Viking head - Yorkshire Museum, York

Led by Halfdan and Ivar the Boneless, the Viking army attacked on November 1 866.  This date may well have been chosen with care.  It was All Saints Day, an important festival in York when many of the town’s leaders could have been in the cathedral, making a surprise attack even more effective.

It worked.  They took York, although the Northumbrian kings Aelle and Osbert were not captured.

The Viking army spent the winter on the Tyne and had to recapture York in March 867.  This was a more violent clash.
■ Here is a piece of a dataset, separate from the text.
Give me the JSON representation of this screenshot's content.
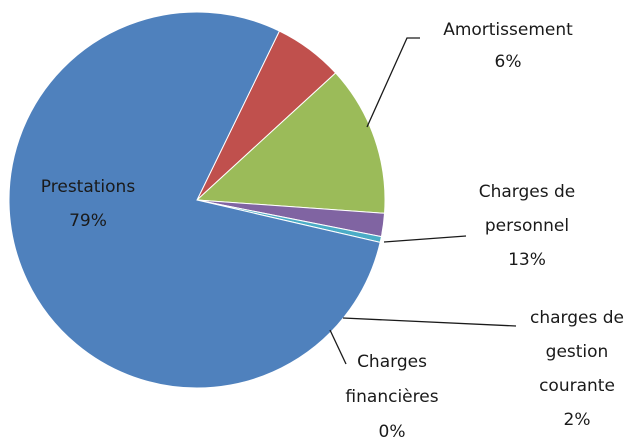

The Anglo-Saxon Chronicles recorded that there was ‘an excessive slaughter made of the Northumbrians’. Among those killed were Aelle and Osbert.

After a series of campaigns against other kingdoms, part of the great Viking army returned to Northumbria in 876. According to Anglo Saxon chronicles, Halfdan ‘shared out the lands of the Northumbrians and they proceeded to plough and to support themselves’.

Two years later King Alfred of Wessex agreed a truce with Viking king Guthrum which saw England divided into the Anglo-Saxon southern kingdom and the Danelaw.  The Danelaw, under Viking control, included counties north of an imaginary line running from London to Bedford and then up to Chester.  It was England’s first north-south divide.

A history written 150 years later records how the Viking army ‘rebuilt the city of York, cultivated the land around it, and remained there’.

Eoforwic had become Jorvik, and was soon transformed into the capital of a kingdom of the same name, roughly corresponding to Yorkshire today.